妊娠中の体と心の不安

妊娠がわかった時の喜びは、何に例えれば良いのでしょうか。世界中が私を祝福してくれるような、世界が私とお腹の子を中心に回っているような、そんな気持ちになりますね。そして、まだ形にもなっていない我が子が急に愛おしくなってきます。

でも、つわりが始まり妊娠が実感を伴ってくると、不安な気持ちがムクムクと頭をもたげてきます。訳のわからない不安や、体に対する不安。情緒も不安定になり何でもないことでもイライラしたり、涙が出たり。ここでは、妊娠中の不安について述べてみますね。

■つわり


お腹に赤ちゃんができてから最初に感じる体の不安は、つわりではないでしょうか。つわりは辛いものですが、全くつわりのない人、入院するほどつわりがひどい人など、人によってつわりには差があります。ひどい人は何も食べられなくなり体が弱っていく場合も。

つわりの原因ははっきりとはわかっていないようですが、体の拒絶反応、妊娠を維持させるための防衛反応、自律神経の乱れによるなどの説があります。

つわりがひどくなると赤ちゃんは大丈夫かしらとか、流産するかもしれない、という不安も生じてきます。つわりの時期を過ぎて安定期に入っても、時々腹痛やお腹の張りが起こることもあり、お産まで全く体の心配はなかったという方は少ないでしょう。

■精神的な不安


漠然とした不安も、妊娠中に襲ってきます。なぜだかわからないけれど涙が止まらない、無気力になって何もやる気がしない、ささいなことでイライラする、など普段と違う精神状態になる場合もあります。

全く未知の新しい命がお腹の中に宿り、それがどんどん大きくなり、体が変化する様子をまさに身をもって体験する訳ですから、精神的に不安定になるのは不思議なことではありません。真面目な人ほど、そのようなマタニティブルーになりやすいようです。

赤ちゃんは順調に育っているかしら、無事に出産できるかしら、出産時の痛みに耐えられるかしら、など赤ちゃんが生まれてくるまでは不安の種が尽きません。

■不安を解消


体の変調や不安は産婦人科医に気軽に相談しましょう。精神的な不安は、一番信頼している旦那さんにはき出してみましょう。旦那さんも一緒に我が子の出産を迎える気持ちになってもらうのが大切です。経験者である実家のお母さんに話すのもいいですね。

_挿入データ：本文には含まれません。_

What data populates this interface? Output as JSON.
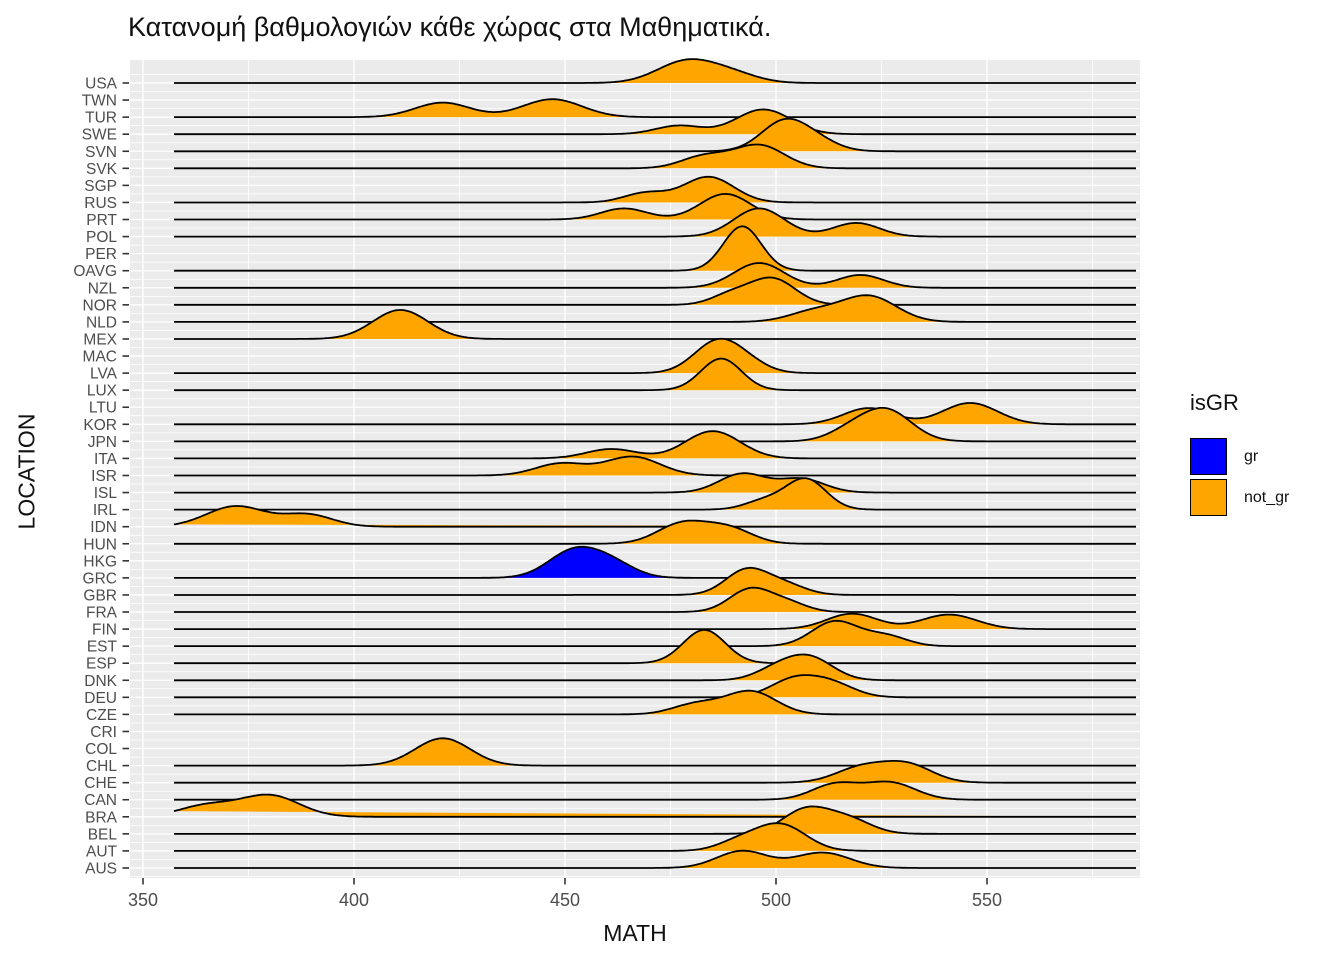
{
  "title": "Κατανομή βαθμολογιών κάθε χώρας στα Μαθηματικά.",
  "x_axis": {
    "label": "MATH",
    "tick_labels": [
      "350",
      "400",
      "450",
      "500",
      "550"
    ]
  },
  "y_axis": {
    "label": "LOCATION"
  },
  "legend": {
    "title": "isGR",
    "items": [
      {
        "label": "gr",
        "color": "#0000FF"
      },
      {
        "label": "not_gr",
        "color": "#FFA500"
      }
    ]
  },
  "colors": {
    "panel_bg": "#EBEBEB",
    "grid": "#FFFFFF",
    "ridge_outline": "#000000",
    "axis_text": "#4D4D4D",
    "tick_mark": "#333333",
    "gr_fill": "#0000FF",
    "not_gr_fill": "#FFA500"
  },
  "chart_data": {
    "type": "ridgeline",
    "title": "Κατανομή βαθμολογιών κάθε χώρας στα Μαθηματικά.",
    "xlabel": "MATH",
    "ylabel": "LOCATION",
    "x_ticks": [
      350,
      400,
      450,
      500,
      550
    ],
    "x_minor_ticks": [
      375,
      425,
      475,
      525,
      575
    ],
    "xlim": [
      347,
      586
    ],
    "legend_title": "isGR",
    "groups": {
      "gr": "#0000FF",
      "not_gr": "#FFA500"
    },
    "grid": true,
    "note": "peaks = [math_value, height_in_row_units, bandwidth]; countries with empty peaks have no data drawn",
    "countries": [
      {
        "code": "USA",
        "group": "not_gr",
        "peaks": [
          [
            479,
            1.3,
            7.0
          ],
          [
            490,
            0.45,
            6.0
          ]
        ],
        "support": [
          458,
          502
        ]
      },
      {
        "code": "TWN",
        "group": null,
        "peaks": []
      },
      {
        "code": "TUR",
        "group": "not_gr",
        "peaks": [
          [
            421,
            0.85,
            6.5
          ],
          [
            447,
            1.05,
            7.0
          ]
        ],
        "support": [
          405,
          466
        ]
      },
      {
        "code": "SWE",
        "group": "not_gr",
        "peaks": [
          [
            477,
            0.5,
            5.5
          ],
          [
            497,
            1.45,
            6.5
          ]
        ],
        "support": [
          463,
          514
        ]
      },
      {
        "code": "SVN",
        "group": "not_gr",
        "peaks": [
          [
            502,
            1.75,
            5.5
          ],
          [
            510,
            0.5,
            5.0
          ]
        ],
        "support": [
          489,
          520
        ]
      },
      {
        "code": "SVK",
        "group": "not_gr",
        "peaks": [
          [
            483,
            0.7,
            5.5
          ],
          [
            496,
            1.35,
            6.0
          ]
        ],
        "support": [
          469,
          512
        ]
      },
      {
        "code": "SGP",
        "group": null,
        "peaks": []
      },
      {
        "code": "RUS",
        "group": "not_gr",
        "peaks": [
          [
            469,
            0.55,
            5.0
          ],
          [
            484,
            1.5,
            6.0
          ]
        ],
        "support": [
          458,
          499
        ]
      },
      {
        "code": "PRT",
        "group": "not_gr",
        "peaks": [
          [
            464,
            0.65,
            5.5
          ],
          [
            488,
            1.5,
            6.0
          ]
        ],
        "support": [
          451,
          503
        ]
      },
      {
        "code": "POL",
        "group": "not_gr",
        "peaks": [
          [
            496,
            1.65,
            6.0
          ],
          [
            519,
            0.8,
            5.5
          ]
        ],
        "support": [
          483,
          533
        ]
      },
      {
        "code": "PER",
        "group": null,
        "peaks": []
      },
      {
        "code": "OAVG",
        "group": "not_gr",
        "peaks": [
          [
            492,
            2.6,
            4.5
          ]
        ],
        "support": [
          481,
          505
        ]
      },
      {
        "code": "NZL",
        "group": "not_gr",
        "peaks": [
          [
            496,
            1.45,
            6.0
          ],
          [
            520,
            0.75,
            5.5
          ]
        ],
        "support": [
          484,
          532
        ]
      },
      {
        "code": "NOR",
        "group": "not_gr",
        "peaks": [
          [
            489,
            0.55,
            4.5
          ],
          [
            499,
            1.55,
            5.5
          ]
        ],
        "support": [
          480,
          512
        ]
      },
      {
        "code": "NLD",
        "group": "not_gr",
        "peaks": [
          [
            509,
            0.6,
            6.0
          ],
          [
            522,
            1.5,
            6.5
          ]
        ],
        "support": [
          498,
          546
        ]
      },
      {
        "code": "MEX",
        "group": "not_gr",
        "peaks": [
          [
            411,
            1.7,
            6.5
          ]
        ],
        "support": [
          395,
          433
        ]
      },
      {
        "code": "MAC",
        "group": null,
        "peaks": []
      },
      {
        "code": "LVA",
        "group": "not_gr",
        "peaks": [
          [
            486,
            1.8,
            5.5
          ],
          [
            493,
            0.5,
            5.0
          ]
        ],
        "support": [
          473,
          503
        ]
      },
      {
        "code": "LUX",
        "group": "not_gr",
        "peaks": [
          [
            487,
            1.85,
            4.8
          ]
        ],
        "support": [
          476,
          500
        ]
      },
      {
        "code": "LTU",
        "group": null,
        "peaks": []
      },
      {
        "code": "KOR",
        "group": "not_gr",
        "peaks": [
          [
            522,
            0.95,
            6.0
          ],
          [
            546,
            1.25,
            6.5
          ]
        ],
        "support": [
          505,
          565
        ]
      },
      {
        "code": "JPN",
        "group": "not_gr",
        "peaks": [
          [
            517,
            0.5,
            5.0
          ],
          [
            526,
            1.85,
            6.0
          ]
        ],
        "support": [
          508,
          545
        ]
      },
      {
        "code": "ITA",
        "group": "not_gr",
        "peaks": [
          [
            461,
            0.55,
            6.0
          ],
          [
            485,
            1.6,
            6.5
          ]
        ],
        "support": [
          447,
          501
        ]
      },
      {
        "code": "ISR",
        "group": "not_gr",
        "peaks": [
          [
            449,
            0.7,
            6.0
          ],
          [
            466,
            1.1,
            6.5
          ]
        ],
        "support": [
          434,
          483
        ]
      },
      {
        "code": "ISL",
        "group": "not_gr",
        "peaks": [
          [
            492,
            1.1,
            5.5
          ],
          [
            506,
            0.8,
            5.5
          ]
        ],
        "support": [
          479,
          521
        ]
      },
      {
        "code": "IRL",
        "group": "not_gr",
        "peaks": [
          [
            497,
            0.5,
            4.5
          ],
          [
            507,
            1.8,
            4.8
          ]
        ],
        "support": [
          486,
          521
        ]
      },
      {
        "code": "IDN",
        "group": "not_gr",
        "peaks": [
          [
            372,
            1.2,
            7.0
          ],
          [
            389,
            0.7,
            6.0
          ]
        ],
        "support": [
          354,
          407
        ]
      },
      {
        "code": "HUN",
        "group": "not_gr",
        "peaks": [
          [
            478,
            1.2,
            6.0
          ],
          [
            489,
            0.85,
            5.5
          ]
        ],
        "support": [
          465,
          501
        ]
      },
      {
        "code": "HKG",
        "group": null,
        "peaks": []
      },
      {
        "code": "GRC",
        "group": "gr",
        "peaks": [
          [
            452,
            1.55,
            6.0
          ],
          [
            461,
            0.8,
            5.5
          ]
        ],
        "support": [
          431,
          474
        ]
      },
      {
        "code": "GBR",
        "group": "not_gr",
        "peaks": [
          [
            493,
            1.45,
            5.0
          ],
          [
            502,
            0.6,
            5.0
          ]
        ],
        "support": [
          481,
          514
        ]
      },
      {
        "code": "FRA",
        "group": "not_gr",
        "peaks": [
          [
            494,
            1.35,
            5.0
          ],
          [
            503,
            0.5,
            4.5
          ]
        ],
        "support": [
          483,
          513
        ]
      },
      {
        "code": "FIN",
        "group": "not_gr",
        "peaks": [
          [
            518,
            0.9,
            6.0
          ],
          [
            541,
            0.85,
            6.5
          ]
        ],
        "support": [
          501,
          559
        ]
      },
      {
        "code": "EST",
        "group": "not_gr",
        "peaks": [
          [
            514,
            1.45,
            5.5
          ],
          [
            526,
            0.6,
            5.0
          ]
        ],
        "support": [
          499,
          540
        ]
      },
      {
        "code": "ESP",
        "group": "not_gr",
        "peaks": [
          [
            483,
            1.95,
            5.0
          ]
        ],
        "support": [
          470,
          498
        ]
      },
      {
        "code": "DNK",
        "group": "not_gr",
        "peaks": [
          [
            500,
            0.6,
            5.0
          ],
          [
            508,
            1.3,
            5.5
          ]
        ],
        "support": [
          490,
          522
        ]
      },
      {
        "code": "DEU",
        "group": "not_gr",
        "peaks": [
          [
            504,
            1.0,
            5.5
          ],
          [
            513,
            0.8,
            5.5
          ]
        ],
        "support": [
          492,
          526
        ]
      },
      {
        "code": "CZE",
        "group": "not_gr",
        "peaks": [
          [
            481,
            0.6,
            5.5
          ],
          [
            494,
            1.35,
            6.0
          ]
        ],
        "support": [
          468,
          514
        ]
      },
      {
        "code": "CRI",
        "group": null,
        "peaks": []
      },
      {
        "code": "COL",
        "group": null,
        "peaks": []
      },
      {
        "code": "CHL",
        "group": "not_gr",
        "peaks": [
          [
            421,
            1.6,
            6.5
          ]
        ],
        "support": [
          404,
          439
        ]
      },
      {
        "code": "CHE",
        "group": "not_gr",
        "peaks": [
          [
            520,
            0.85,
            6.0
          ],
          [
            531,
            1.05,
            6.0
          ]
        ],
        "support": [
          505,
          546
        ]
      },
      {
        "code": "CAN",
        "group": "not_gr",
        "peaks": [
          [
            514,
            0.9,
            5.5
          ],
          [
            527,
            1.0,
            6.0
          ]
        ],
        "support": [
          500,
          542
        ]
      },
      {
        "code": "BRA",
        "group": "not_gr",
        "peaks": [
          [
            365,
            0.65,
            6.5
          ],
          [
            380,
            1.25,
            7.0
          ]
        ],
        "support": [
          350,
          398
        ]
      },
      {
        "code": "BEL",
        "group": "not_gr",
        "peaks": [
          [
            507,
            1.4,
            5.5
          ],
          [
            517,
            0.85,
            5.5
          ]
        ],
        "support": [
          494,
          531
        ]
      },
      {
        "code": "AUT",
        "group": "not_gr",
        "peaks": [
          [
            491,
            0.5,
            5.0
          ],
          [
            501,
            1.55,
            6.0
          ]
        ],
        "support": [
          484,
          517
        ]
      },
      {
        "code": "AUS",
        "group": "not_gr",
        "peaks": [
          [
            492,
            1.0,
            6.0
          ],
          [
            511,
            0.9,
            6.5
          ]
        ],
        "support": [
          478,
          527
        ]
      }
    ]
  }
}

また、各自治体の保健婦・看護師さんも相談にのってくれる無料窓口もあります。それを利用するのも一つの方法です。とにかく、一人で不安をため込まないこと。お母さんの不安定な気持ちやストレスは、へその緒を通して赤ちゃんに伝わってしまいます。

他にも、歌を歌ったり、気持ちをブログにつづったり、美味しい物を食べたり、自分の好きなことをして気持ちを紛らわしてみましょう。無事にお産の日を迎えるまでは、大なり小なりの不安はつきものです。私だけじゃないんだと思って、気楽に考えましょう。

10カ月は長いようで短く、実は辛いものです。でも、無事に出産の日を迎えるまでは健康で元気に、プラス思考で楽しく過ごすように心がけましょう。

「お産は女性の一大事の仕事よ。赤ちゃんも生まれてこようと頑張っているのだから、あなたも自分で生まれようとする赤ちゃんを助けてあげてね」。

お産に臨む時に、助産師さんからこの言葉を言われて、頑張っている赤ちゃんのために自分も頑張り、痛みにも耐えることができたという話もあります。そして赤ちゃんが生まれてきてくれた時の幸福感は、今でも忘れられないものでしょう。全ての妊婦さんに、辛い10カ月間を乗り越えて、ぜひこの幸福感を味わってほしいものですね。